当局は、学校にスパイを送り込むなど、ありとあらゆる方法で韓流の取り締まりを行っている。中には、運悪く刑務所送りになる人すらいる。しかし、取り締まる側すらも韓流ドラマを見ているというコントのような有様だ。

普段から「国外からの情報流入、国外への情報流出を根絶せよ」と口を酸っぱくして言っている金正恩第1書記は昨年末、改めて「韓流禁止令」を下した。ところが、この指示は保安員(警察官)や裁判官がワイロをかき集めるネタにしかなっていないという。

咸鏡北道(ハムギョンブクト)の情報筋によると、当局は昨年12月26日、各道庁所在地で住民総会(人民裁判)を開き、韓流映画やK-POPを見たり聞いたりして逮捕された住民に対して、5年以上の教化刑(懲役刑)に加えて、家と財産没収の刑を言い渡した。

さらに、被告の家族に対しては連座制が適用され、交通の便も暮らし向きもよくない山奥の村に追放された。

北朝鮮では、指示や法律の施行開始直後は、「見せしめ」の意味を込めて、厳密な適用がなされる場合が多い。しかし、すぐになあなあになってしまい、ワイロをせびるネタと化してしまう。

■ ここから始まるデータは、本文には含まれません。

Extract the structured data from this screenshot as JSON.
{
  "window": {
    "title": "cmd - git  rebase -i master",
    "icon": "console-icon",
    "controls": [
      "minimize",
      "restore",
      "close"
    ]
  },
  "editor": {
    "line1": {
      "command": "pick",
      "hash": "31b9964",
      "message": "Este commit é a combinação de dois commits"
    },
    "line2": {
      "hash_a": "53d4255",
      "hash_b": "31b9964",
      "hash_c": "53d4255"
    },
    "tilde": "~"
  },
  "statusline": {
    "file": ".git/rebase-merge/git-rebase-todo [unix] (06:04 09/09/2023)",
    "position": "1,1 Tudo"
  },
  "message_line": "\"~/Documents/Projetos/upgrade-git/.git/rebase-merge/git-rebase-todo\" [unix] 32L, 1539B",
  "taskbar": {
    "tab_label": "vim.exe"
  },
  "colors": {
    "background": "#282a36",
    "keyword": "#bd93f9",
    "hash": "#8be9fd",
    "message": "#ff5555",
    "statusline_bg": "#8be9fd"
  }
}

中朝国境沿いの両江道(リャンガンド)では、指示が下された直後からそのような傾向が現れているという。

別の情報筋によると、現地では同様の指示が12月19日に下されたが、今までどおりワイロを払えば見逃してもらえることには変わりはない。

その代わり、今回の指示をきっかけにワイロの相場が高騰し、中国人民元で3000元(約5万4000円)に達したとのことだ。

コメ750キロが買える額だけあり、北朝鮮の庶民にとってはかなりの大金だが、本人が刑務所送りに、家族が農村送りになるよりはマシなので、頑張ってかき集める。一方の保安員や裁判官は「我々も人間だからあまり過酷な処罰は望んでいない」「3000元でもかなり安くしているんだ」とうそぶいているという。

さらに「我々も上役にワイロを渡さなければならないから、お互い様だ」などと言って、処罰ではなく、ワイロを払わせる方向に持っていくとのことだ。

地方政府の高級幹部ですら、スズメの涙ほどの給料しかもらえない北朝鮮。地位を利用してワイロをかき集めたり、ブラックなビジネスを行ったりしなければ、生きていけないのだ。